Thursday, March 20, 2014

Personalized Learning in a 1:1 Classroom: A Tour Through My Inbox

I know there is a lot of buzz about personalized learning these days. Lots of it comes at a cost where some service will assess your students and provide just-in-time learning. It is tempting to purchase one of those and feel comfortable that the curriculum is being covered at a pace that is right for each student. Although I do use many tools and apps,  that's really not what personalized learning looks like in my 1:1 language arts classroom.

So, what does it look like?

I don't think I can answer that question in a short post. However, I believe that a little tour through my email inbox may provide a glimpse. It hit me last night when I opened my school email.
Literacy= communication, and I do use email as one tool for communicating with my students. 

We read. We write. We edit.  We discuss. We think. We reflect. We create. Why would this look identical in a group of unique individuals?

What follows represents a sample from my current inbox.

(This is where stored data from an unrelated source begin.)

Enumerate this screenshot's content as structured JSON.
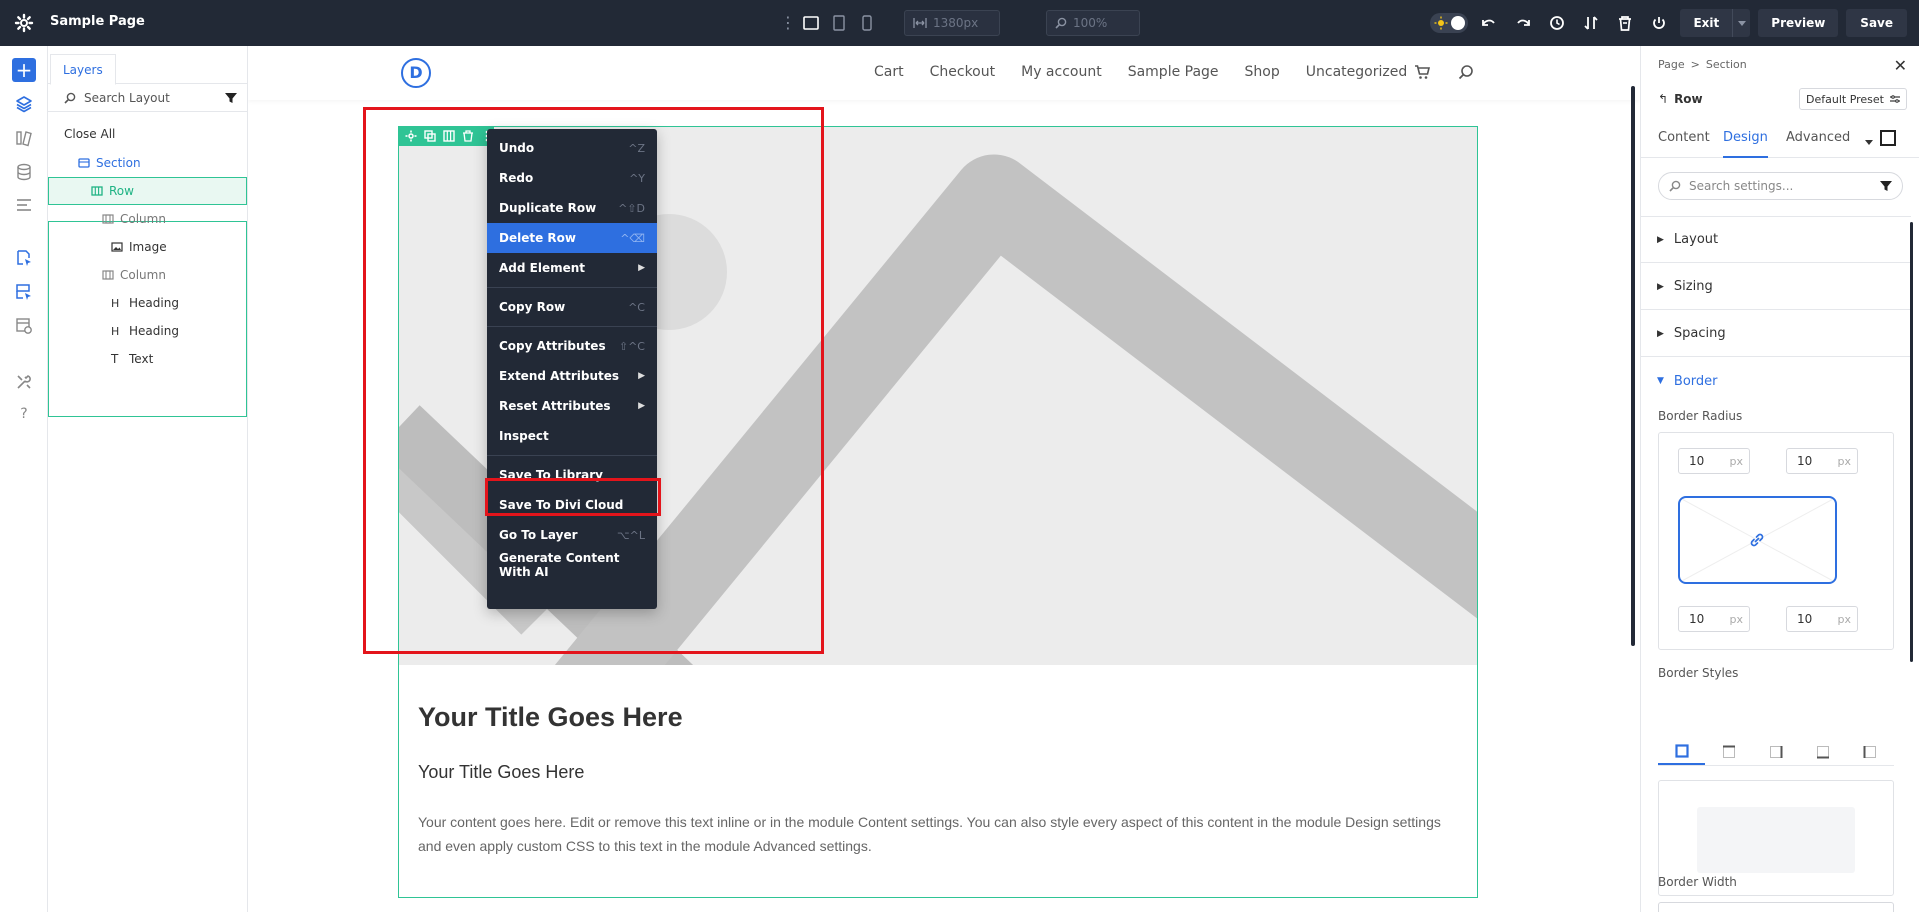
{
  "topbar": {
    "title": "Sample Page",
    "width_placeholder": "1380px",
    "zoom_placeholder": "100%",
    "exit_label": "Exit",
    "preview_label": "Preview",
    "save_label": "Save"
  },
  "layers": {
    "tab_label": "Layers",
    "search_placeholder": "Search Layout",
    "close_all": "Close All",
    "items": [
      {
        "label": "Section",
        "type": "section"
      },
      {
        "label": "Row",
        "type": "row"
      },
      {
        "label": "Column",
        "type": "column"
      },
      {
        "label": "Image",
        "type": "image"
      },
      {
        "label": "Column",
        "type": "column"
      },
      {
        "label": "Heading",
        "type": "heading"
      },
      {
        "label": "Heading",
        "type": "heading"
      },
      {
        "label": "Text",
        "type": "text"
      }
    ]
  },
  "site": {
    "logo": "D",
    "nav": [
      "Cart",
      "Checkout",
      "My account",
      "Sample Page",
      "Shop",
      "Uncategorized"
    ],
    "heading1": "Your Title Goes Here",
    "heading2": "Your Title Goes Here",
    "body_text": "Your content goes here. Edit or remove this text inline or in the module Content settings. You can also style every aspect of this content in the module Design settings and even apply custom CSS to this text in the module Advanced settings."
  },
  "context_menu": {
    "items": [
      {
        "label": "Undo",
        "shortcut": "^Z"
      },
      {
        "label": "Redo",
        "shortcut": "^Y"
      },
      {
        "label": "Duplicate Row",
        "shortcut": "^⇧D"
      },
      {
        "label": "Delete Row",
        "shortcut": "^⌫"
      },
      {
        "label": "Add Element",
        "shortcut": "▶"
      },
      {
        "label": "Copy Row",
        "shortcut": "^C"
      },
      {
        "label": "Copy Attributes",
        "shortcut": "⇧^C"
      },
      {
        "label": "Extend Attributes",
        "shortcut": "▶"
      },
      {
        "label": "Reset Attributes",
        "shortcut": "▶"
      },
      {
        "label": "Inspect",
        "shortcut": ""
      },
      {
        "label": "Save To Library",
        "shortcut": ""
      },
      {
        "label": "Save To Divi Cloud",
        "shortcut": ""
      },
      {
        "label": "Go To Layer",
        "shortcut": "⌥^L"
      },
      {
        "label": "Generate Content With AI",
        "shortcut": ""
      }
    ],
    "active": "Delete Row",
    "highlighted": "Save To Library"
  },
  "settings": {
    "breadcrumb": [
      "Page",
      ">",
      "Section"
    ],
    "element": "Row",
    "preset": "Default Preset",
    "tabs": [
      "Content",
      "Design",
      "Advanced"
    ],
    "active_tab": "Design",
    "search_placeholder": "Search settings...",
    "sections": [
      "Layout",
      "Sizing",
      "Spacing",
      "Border"
    ],
    "open_section": "Border",
    "border_radius_label": "Border Radius",
    "radius": {
      "tl": "10",
      "tr": "10",
      "bl": "10",
      "br": "10",
      "unit": "px"
    },
    "border_styles_label": "Border Styles",
    "border_width_label": "Border Width"
  },
  "colors": {
    "accent": "#2e6fe0",
    "builder_green": "#2fc495",
    "dark": "#222936",
    "highlight_red": "#e3141b"
  }
}
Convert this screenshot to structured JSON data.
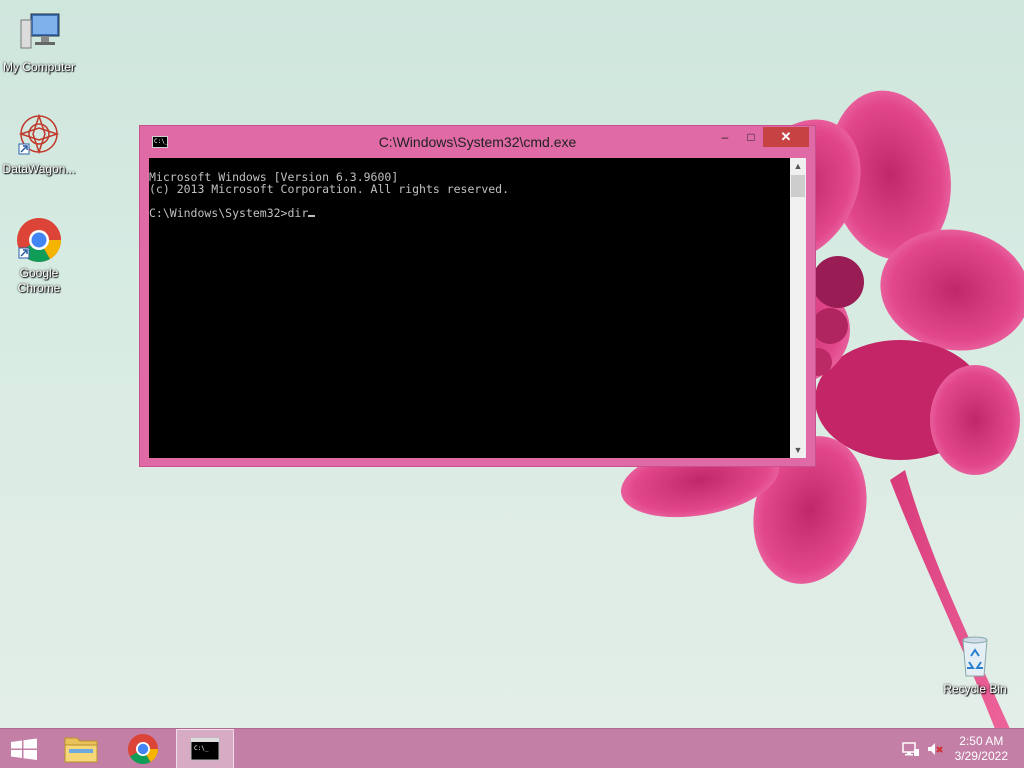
{
  "desktop": {
    "icons": [
      {
        "label": "My Computer",
        "icon": "computer-icon"
      },
      {
        "label": "DataWagon...",
        "icon": "datawagon-icon"
      },
      {
        "label": "Google Chrome",
        "icon": "chrome-icon"
      },
      {
        "label": "Recycle Bin",
        "icon": "recycle-bin-icon"
      }
    ]
  },
  "cmd": {
    "title": "C:\\Windows\\System32\\cmd.exe",
    "icon_label": "C:\\_",
    "buttons": {
      "minimize": "–",
      "maximize": "□",
      "close": "✕"
    },
    "lines": [
      "Microsoft Windows [Version 6.3.9600]",
      "(c) 2013 Microsoft Corporation. All rights reserved.",
      "",
      "C:\\Windows\\System32>dir"
    ],
    "scroll": {
      "up": "▲",
      "down": "▼"
    }
  },
  "taskbar": {
    "items": [
      {
        "name": "start",
        "icon": "windows-start-icon"
      },
      {
        "name": "file-explorer",
        "icon": "folder-icon"
      },
      {
        "name": "chrome",
        "icon": "chrome-icon"
      },
      {
        "name": "cmd",
        "icon": "command-prompt-icon",
        "active": true
      }
    ],
    "tray": {
      "network_icon": "network-icon",
      "volume_icon": "volume-muted-icon",
      "time": "2:50 AM",
      "date": "3/29/2022"
    }
  },
  "colors": {
    "window_frame": "#e06aa6",
    "close_button": "#c74343",
    "taskbar": "#c37fa6",
    "console_bg": "#000000",
    "console_text": "#c0c0c0"
  }
}
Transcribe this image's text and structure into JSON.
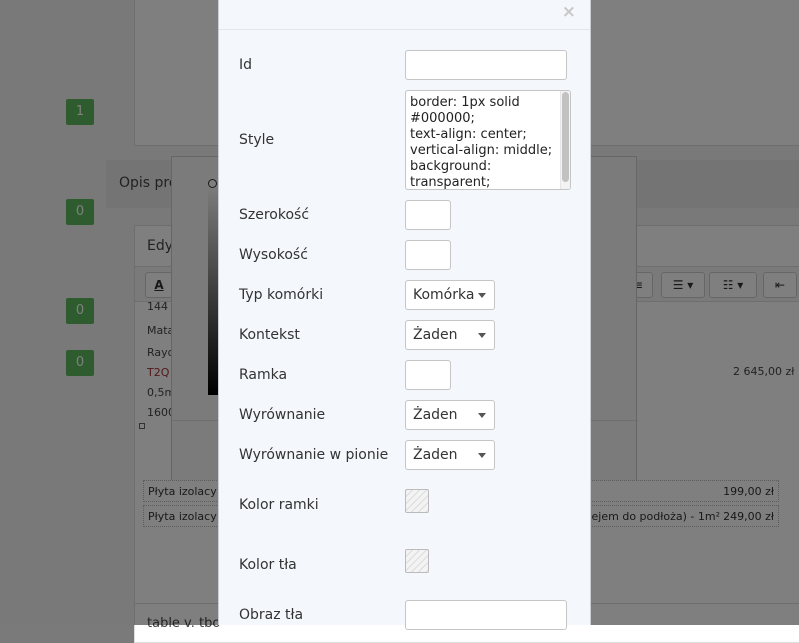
{
  "background": {
    "badges": [
      "1",
      "0",
      "0",
      "0"
    ],
    "section_title": "Opis pro",
    "editor_title": "Edy",
    "toolbar_letter": "A",
    "editor_lines": [
      "144",
      "Mata",
      "Rayo",
      "T2Q",
      "0,5m",
      "1600"
    ],
    "cell_price": "2 645,00 zł",
    "cell_symbol": "ł",
    "rows": [
      {
        "left": "Płyta izolacy",
        "middle": "",
        "right": "199,00 zł"
      },
      {
        "left": "Płyta izolacy",
        "middle": "ejem do podłoża) - 1m²",
        "right": "249,00 zł"
      }
    ],
    "bottom_text": "table v. tbo"
  },
  "modal": {
    "close_symbol": "×",
    "fields": {
      "id": {
        "label": "Id",
        "value": ""
      },
      "style": {
        "label": "Style",
        "value": "border: 1px solid #000000;\ntext-align: center;\nvertical-align: middle;\nbackground: transparent;"
      },
      "width": {
        "label": "Szerokość",
        "value": ""
      },
      "height": {
        "label": "Wysokość",
        "value": ""
      },
      "cell_type": {
        "label": "Typ komórki",
        "value": "Komórka"
      },
      "context": {
        "label": "Kontekst",
        "value": "Żaden"
      },
      "border": {
        "label": "Ramka",
        "value": ""
      },
      "align": {
        "label": "Wyrównanie",
        "value": "Żaden"
      },
      "valign": {
        "label": "Wyrównanie w pionie",
        "value": "Żaden"
      },
      "border_color": {
        "label": "Kolor ramki"
      },
      "bg_color": {
        "label": "Kolor tła"
      },
      "bg_image": {
        "label": "Obraz tła",
        "value": ""
      }
    }
  },
  "colors": {
    "badge": "#5cb85c",
    "modal_bg": "#f4f7fb"
  }
}
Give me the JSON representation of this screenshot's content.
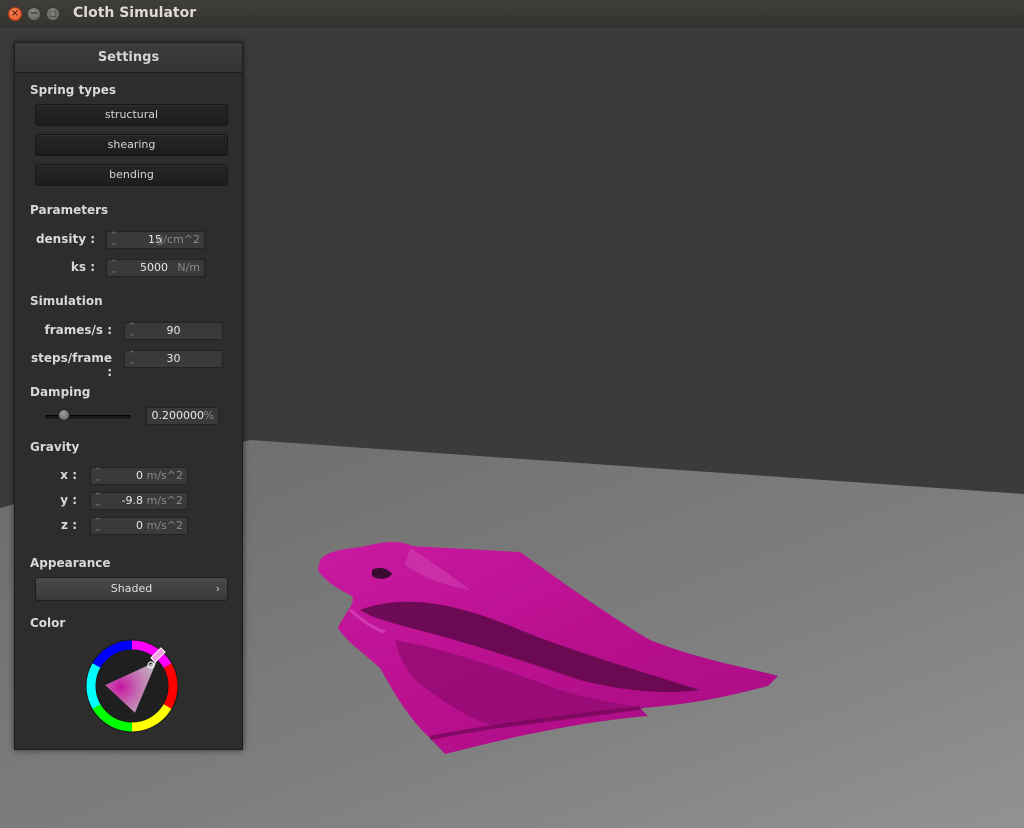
{
  "window": {
    "title": "Cloth Simulator"
  },
  "panel": {
    "title": "Settings",
    "spring_types": {
      "heading": "Spring types",
      "buttons": [
        "structural",
        "shearing",
        "bending"
      ]
    },
    "parameters": {
      "heading": "Parameters",
      "density": {
        "label": "density :",
        "value": "15",
        "unit": "g/cm^2"
      },
      "ks": {
        "label": "ks :",
        "value": "5000",
        "unit": "N/m"
      }
    },
    "simulation": {
      "heading": "Simulation",
      "fps": {
        "label": "frames/s :",
        "value": "90"
      },
      "steps": {
        "label": "steps/frame :",
        "value": "30"
      }
    },
    "damping": {
      "heading": "Damping",
      "value": "0.200000",
      "unit": "%",
      "slider_fraction": 0.2
    },
    "gravity": {
      "heading": "Gravity",
      "x": {
        "label": "x :",
        "value": "0",
        "unit": "m/s^2"
      },
      "y": {
        "label": "y :",
        "value": "-9.8",
        "unit": "m/s^2"
      },
      "z": {
        "label": "z :",
        "value": "0",
        "unit": "m/s^2"
      }
    },
    "appearance": {
      "heading": "Appearance",
      "selected": "Shaded",
      "arrow": "›"
    },
    "color": {
      "heading": "Color",
      "value": "#c5129e"
    }
  },
  "scene": {
    "cloth_color": "#c5129e",
    "background_color": "#3b3b3b",
    "floor_color": "#7f7f7f"
  }
}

These are waiting for my reply, feedback or next steps. I have not chosen anything on purpose. I'm just sharing the process. This represents the ongoing learning conversation between my students and me. 
A 5th grader emails to tell me what salary he would like for the documentarian job. He also suggests two new jobs.
A 5th grader shares his updated narrative writing with me. Below is a short snippet of  an 8 page story

Another  5th grade narrative
a 4th grader shares a link to the book quiz he wrote on Goodreads
A 4th grader wrote an epilogue to Wonderstruck using Book Creator

5th grade character trading card
4th grade "visual vocab"
This conversation and creation, this journey, is why I love my 1:1 iPad classroom. 


Tracy Watanabe said...

Hi Andrea!

I love this tour through your "inbox" showing us what differentiation and personalization looks like with 1:1 iPads in your classroom. With a glimpse in your inbox, I see students who are given permission to share their creativity. From class jobs (showing their opinions and voices matter, make a difference, and should share) to narratives, creative writing, quizzes, etc. All showing standards based learning with 21st century skills of creative and critical thinking, communication, etc.

Do you think your inbox would look like this if you didn't establish a class culture of innovation and risk?

Thank you for inspiring me!

Kind regards,

Andrea said...

Hi Tracy,
Thank you so much for taking the time to read and comment. I have to say I love this post, too :-)
I have always struggled as a teacher with the worry that I'm not doing enough, not doing it right, etc.

But taking a small step back and looking at the sheer amount and variety of communication I have going with my students- both in the classroom and through other channels- I feel more grounded that I am creating the class culture that is in line with what I believe. And I think that most of my students are thriving despite the fact that this is new for them. Most are used to a more teacher-centered environment and being asked to take ownership of the classroom and their own learning proves challenging.

I don't know what other teachers' inboxes look like. It would be interesting if all the teachers in a school shared an "inbox tour." I do know that, as part of a school that has student blogfolios K-8, looking at the students' artifacts gives me a good sense of the kind of learning environment of the classroom.

Thanks for helping me extend my thinking on this. You're the best!

Unknown said...

My name is Katherine Harvey and I am a student in EDM 310 at the University of South Alabama. I think using your email is a great way to interact with your students. It's provides the students with a way to contact you immediately. You can receive these email updates through your phone so that you can really from anywhere.